As XP-CLR is more robust than FST for
identifying recent selection events 63, we looked at
the two additional XP-CLR regions that contained the top 1% of the
statistic’s empirical distribution, including a region on ZPchr0005
between 8.5-9.7 Mb and a region on ZPchr0006 between 1.2-1.4 Mb. Within
these regions, we identified a calcium-dependent protein kinase
family protein associated with drought and salt tolerance in white rice113,114; a 2,3-bisphosphoglycerate-independent
phosphoglycerate mutase-like gene involved with chlorophyll synthesis
and photosynthesis in white rice 115; a CTD
nuclear envelope phosphatase 1 homolog associated with seed shattering
resistance in white rice 116; a KH
domain-containing protein SPIN1-like associated with flowering time in
white rice 117; and a pentatricopeptide
repeat-containing protein At1g11900 isoform X1 associated with male
sterility in Petunia 118. Two paralogs ofcytochrome P450 714D1-like were identified on both ZPchr0005 and
ZPchr0006 regions of interest. In white rice, this gene is associated
with seed dormancy and flowering time 119,120. While
not in the scope of our current study, we think these regions merit
further investigation. Given the significance of NWR to a wide range of
stakeholders, it’s important to understand the potential impact of gene
flow from cNWR to wild NWR populations. Therefore, while understanding
the domestication process in cNWR is important for the plant breeding
process, it can also be used to monitor the genetic diversity of natural
stands, allowing for better stewardship of these vital populations.

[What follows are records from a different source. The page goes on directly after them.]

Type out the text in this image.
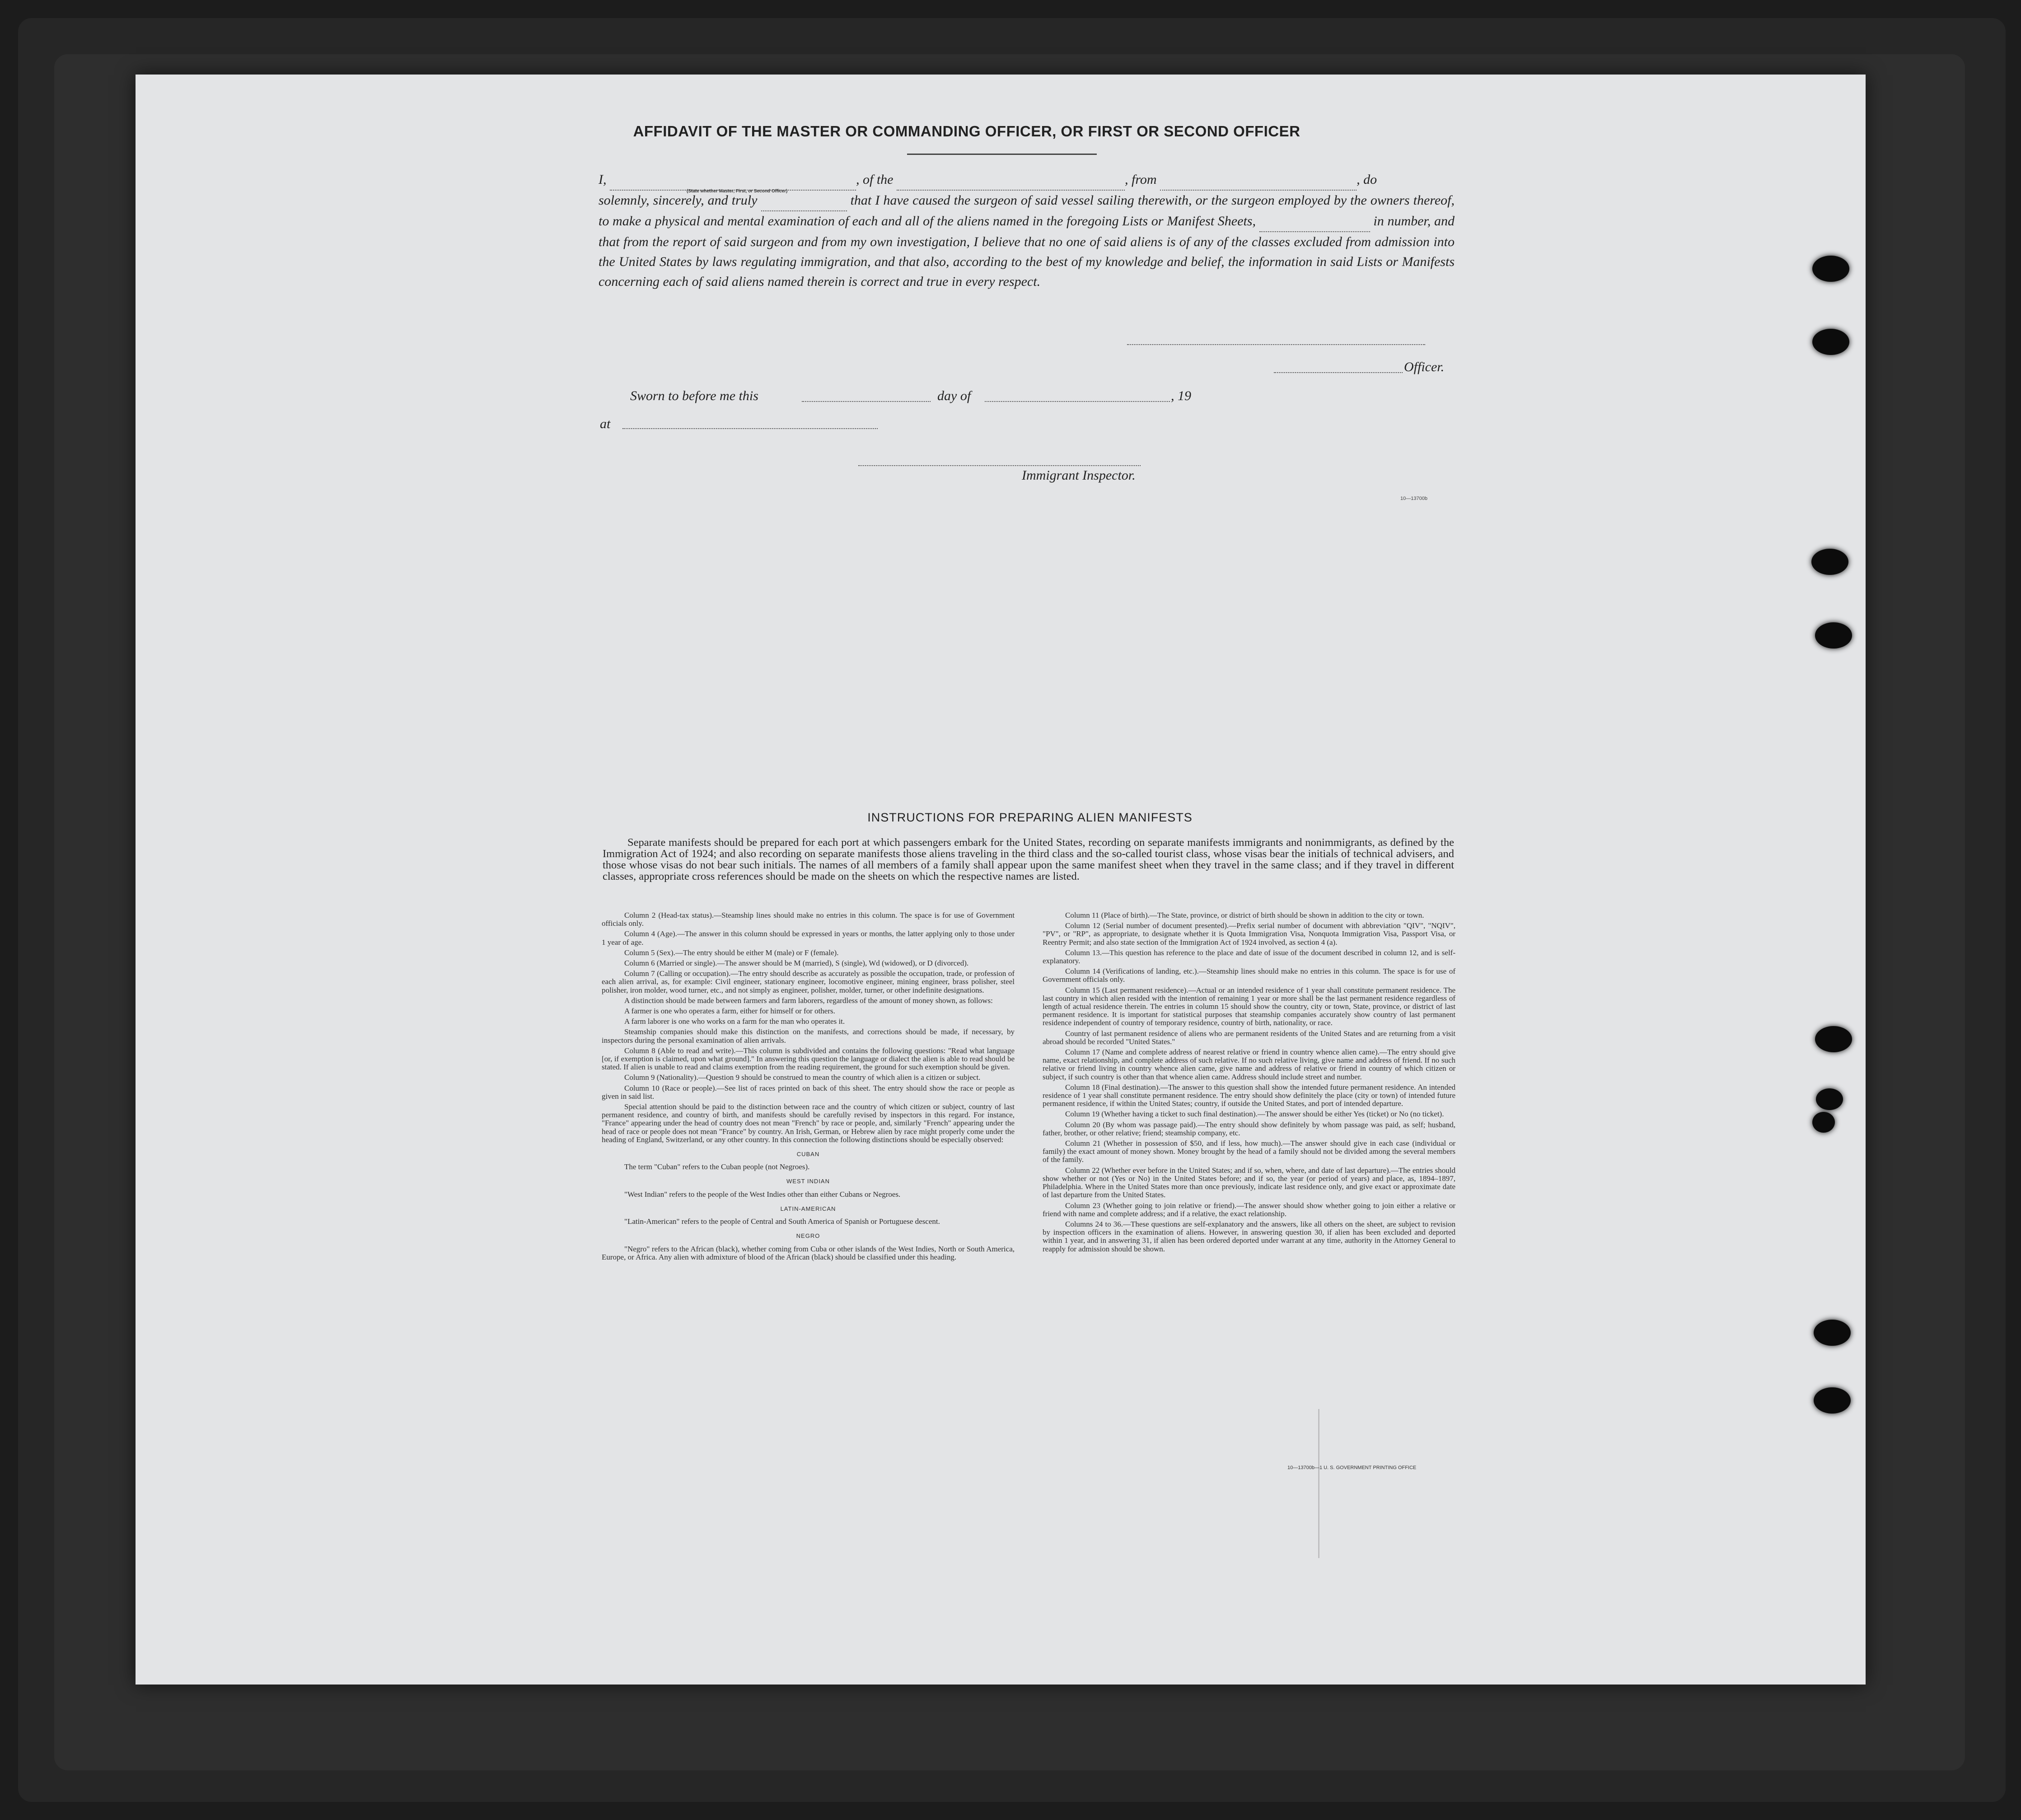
AFFIDAVIT OF THE MASTER OR COMMANDING OFFICER, OR FIRST OR SECOND OFFICER
I,	, of the	, from	, do
solemnly, sincerely, and truly	that I have caused the surgeon of said vessel sailing therewith, or the surgeon employed by the owners thereof, to make a physical and mental examination of each and all of the aliens named in the foregoing Lists or Manifest Sheets,	in number, and that from the report of said surgeon and from my own investigation, I believe that no one of said aliens is of any of the classes excluded from admission into the United States by laws regulating immigration, and that also, according to the best of my knowledge and belief, the information in said Lists or Manifests concerning each of said aliens named therein is correct and true in every respect.
(State whether Master, First, or Second Officer)
Officer.
Sworn to before me this	day of	, 19
at
Immigrant Inspector.
10—13700b
INSTRUCTIONS FOR PREPARING ALIEN MANIFESTS

Separate manifests should be prepared for each port at which passengers embark for the United States, recording on separate manifests immigrants and nonimmigrants, as defined by the Immigration Act of 1924; and also recording on separate manifests those aliens traveling in the third class and the so-called tourist class, whose visas bear the initials of technical advisers, and those whose visas do not bear such initials. The names of all members of a family shall appear upon the same manifest sheet when they travel in the same class; and if they travel in different classes, appropriate cross references should be made on the sheets on which the respective names are listed.

Column 2 (Head-tax status).—Steamship lines should make no entries in this column. The space is for use of Government officials only.

Column 4 (Age).—The answer in this column should be expressed in years or months, the latter applying only to those under 1 year of age.

Column 5 (Sex).—The entry should be either M (male) or F (female).

Column 6 (Married or single).—The answer should be M (married), S (single), Wd (widowed), or D (divorced).

Column 7 (Calling or occupation).—The entry should describe as accurately as possible the occupation, trade, or profession of each alien arrival, as, for example: Civil engineer, stationary engineer, locomotive engineer, mining engineer, brass polisher, steel polisher, iron molder, wood turner, etc., and not simply as engineer, polisher, molder, turner, or other indefinite designations.

A distinction should be made between farmers and farm laborers, regardless of the amount of money shown, as follows:

A farmer is one who operates a farm, either for himself or for others.

A farm laborer is one who works on a farm for the man who operates it.

Steamship companies should make this distinction on the manifests, and corrections should be made, if necessary, by inspectors during the personal examination of alien arrivals.

Column 8 (Able to read and write).—This column is subdivided and contains the following questions: "Read what language [or, if exemption is claimed, upon what ground]." In answering this question the language or dialect the alien is able to read should be stated. If alien is unable to read and claims exemption from the reading requirement, the ground for such exemption should be given.

Column 9 (Nationality).—Question 9 should be construed to mean the country of which alien is a citizen or subject.

Column 10 (Race or people).—See list of races printed on back of this sheet. The entry should show the race or people as given in said list.

Special attention should be paid to the distinction between race and the country of which citizen or subject, country of last permanent residence, and country of birth, and manifests should be carefully revised by inspectors in this regard. For instance, "France" appearing under the head of country does not mean "French" by race or people, and, similarly "French" appearing under the head of race or people does not mean "France" by country. An Irish, German, or Hebrew alien by race might properly come under the heading of England, Switzerland, or any other country. In this connection the following distinctions should be especially observed:

CUBAN

The term "Cuban" refers to the Cuban people (not Negroes).

WEST INDIAN

"West Indian" refers to the people of the West Indies other than either Cubans or Negroes.

LATIN-AMERICAN

"Latin-American" refers to the people of Central and South America of Spanish or Portuguese descent.

NEGRO

"Negro" refers to the African (black), whether coming from Cuba or other islands of the West Indies, North or South America, Europe, or Africa. Any alien with admixture of blood of the African (black) should be classified under this heading.

Column 11 (Place of birth).—The State, province, or district of birth should be shown in addition to the city or town.

Column 12 (Serial number of document presented).—Prefix serial number of document with abbreviation "QIV", "NQIV", "PV", or "RP", as appropriate, to designate whether it is Quota Immigration Visa, Nonquota Immigration Visa, Passport Visa, or Reentry Permit; and also state section of the Immigration Act of 1924 involved, as section 4 (a).

Column 13.—This question has reference to the place and date of issue of the document described in column 12, and is self-explanatory.

Column 14 (Verifications of landing, etc.).—Steamship lines should make no entries in this column. The space is for use of Government officials only.

Column 15 (Last permanent residence).—Actual or an intended residence of 1 year shall constitute permanent residence. The last country in which alien resided with the intention of remaining 1 year or more shall be the last permanent residence regardless of length of actual residence therein. The entries in column 15 should show the country, city or town, State, province, or district of last permanent residence. It is important for statistical purposes that steamship companies accurately show country of last permanent residence independent of country of temporary residence, country of birth, nationality, or race.

Country of last permanent residence of aliens who are permanent residents of the United States and are returning from a visit abroad should be recorded "United States."

Column 17 (Name and complete address of nearest relative or friend in country whence alien came).—The entry should give name, exact relationship, and complete address of such relative. If no such relative living, give name and address of friend. If no such relative or friend living in country whence alien came, give name and address of relative or friend in country of which citizen or subject, if such country is other than that whence alien came. Address should include street and number.

Column 18 (Final destination).—The answer to this question shall show the intended future permanent residence. An intended residence of 1 year shall constitute permanent residence. The entry should show definitely the place (city or town) of intended future permanent residence, if within the United States; country, if outside the United States, and port of intended departure.

Column 19 (Whether having a ticket to such final destination).—The answer should be either Yes (ticket) or No (no ticket).

Column 20 (By whom was passage paid).—The entry should show definitely by whom passage was paid, as self; husband, father, brother, or other relative; friend; steamship company, etc.

Column 21 (Whether in possession of $50, and if less, how much).—The answer should give in each case (individual or family) the exact amount of money shown. Money brought by the head of a family should not be divided among the several members of the family.

Column 22 (Whether ever before in the United States; and if so, when, where, and date of last departure).—The entries should show whether or not (Yes or No) in the United States before; and if so, the year (or period of years) and place, as, 1894–1897, Philadelphia. Where in the United States more than once previously, indicate last residence only, and give exact or approximate date of last departure from the United States.

Column 23 (Whether going to join relative or friend).—The answer should show whether going to join either a relative or friend with name and complete address; and if a relative, the exact relationship.

Columns 24 to 36.—These questions are self-explanatory and the answers, like all others on the sheet, are subject to revision by inspection officers in the examination of aliens. However, in answering question 30, if alien has been excluded and deported within 1 year, and in answering 31, if alien has been ordered deported under warrant at any time, authority in the Attorney General to reapply for admission should be shown.

10—13700b—1 U. S. GOVERNMENT PRINTING OFFICE
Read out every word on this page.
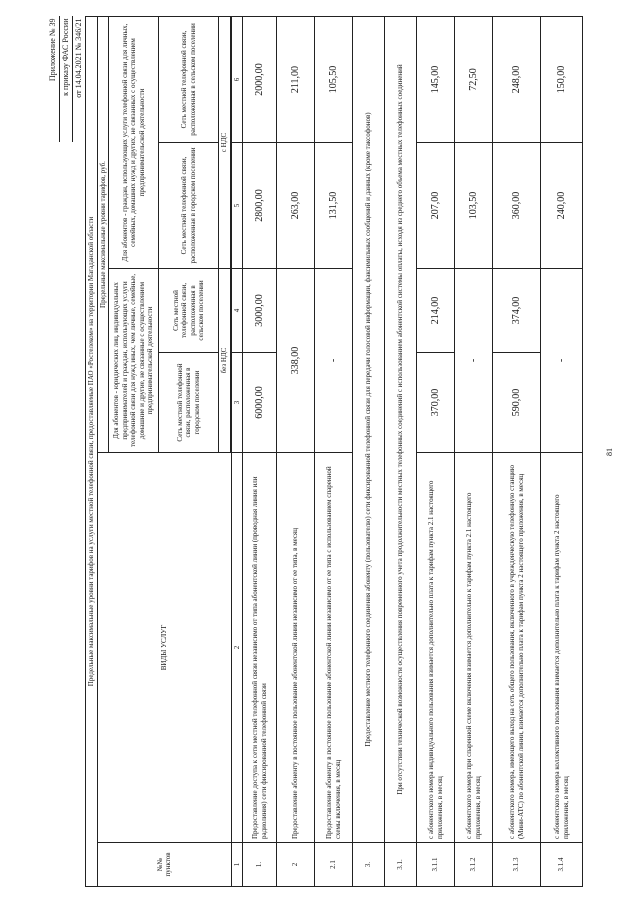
81
					Приложение № 39
					к приказу ФАС России
					от 14.04.2021 № 346/21
Предельные максимальные уровни тарифов на услуги местной телефонной связи, предоставляемые ПАО «Ростелеком» на территории Магаданской области					
№№ пунктов	ВИДЫ УСЛУГ	Предельные максимальные уровни тарифов, руб.			
		Для абонентов - юридических лиц, индивидуальных предпринимателей и граждан, использующих услуги телефонной связи для нужд иных, чем личные, семейные, домашние и другие, не связанные с осуществлением предпринимательской деятельности		Для абонентов - граждан, использующих услуги телефонной связи для личных, семейных, домашних нужд и других, не связанных с осуществлением предпринимательской деятельности	
		Сеть местной телефонной связи, расположенная в городском поселении	Сеть местной телефонной связи, расположенная в сельском поселении	Сеть местной телефонной связи, расположенная в городском поселении	Сеть местной телефонной связи, расположенная в сельском поселении
		без НДС		с НДС	

1	2	3	4	5	6
1.	Предоставление доступа к сети местной телефонной связи независимо от типа абонентской линии (проводная линия или радиолиния) сети фиксированной телефонной связи	6000,00	3000,00	2800,00	2000,00
2	Предоставление абоненту в постоянное пользование абонентской линии независимо от ее типа, в месяц	338,00		263,00	211,00
2.1	Предоставление абоненту в постоянное пользование абонентской линии независимо от ее типа с использованием спаренной схемы включения, в месяц	-		131,50	105,50
3.	Предоставление местного телефонного соединения абоненту (пользователю) сети фиксированной телефонной связи для передачи голосовой информации, факсимильных сообщений и данных (кроме таксофонов)				
3.1.	При отсутствии технической возможности осуществления повременного учета продолжительности местных телефонных соединений с использованием абонентской системы оплаты, исходя из среднего объема местных телефонных соединений				
3.1.1	с абонентского номера индивидуального пользования взимается дополнительно плата к тарифам пункта 2.1 настоящего приложения, в месяц	370,00	214,00	207,00	145,00
3.1.2	с абонентского номера при спаренной схеме включения взимается дополнительно к тарифам пункта 2.1 настоящего приложения, в месяц	-		103,50	72,50
3.1.3	с абонентского номера, имеющего выход на сеть общего пользования, включенного в учрежденческую телефонную станцию (Мини-АТС) по абонентской линии, взимается дополнительно плата к тарифам пункта 2 настоящего приложения, в месяц	590,00	374,00	360,00	248,00
3.1.4	с абонентского номера коллективного пользования взимается дополнительно плата к тарифам пункта 2 настоящего приложения, в месяц	-		240,00	150,00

Domestication indices that account for varying levels of domestication
have been proposed for several species and typically include: the extent
of phenotypic differentiation between the domesticated species and its
wild counterparts; the length of a species’ domestication history;
whether major genetic changes to the domesticated species have been
identified; whether the species has been adapted to agricultural
settings through targeted breeding efforts; and the extent of the
species’ cultivation 121–123. Cultivated NWR is
somewhat phenotypically distinct from wild NWR, mainly in its growth
habit and seed retention characteristics, which have been made possible
through breeding efforts. While the species has a short history of
cultivation, its production has expanded to California, which is outside
the species’ natural range. For these reasons, we suggest that cNWR
should be classified as semi-domesticated.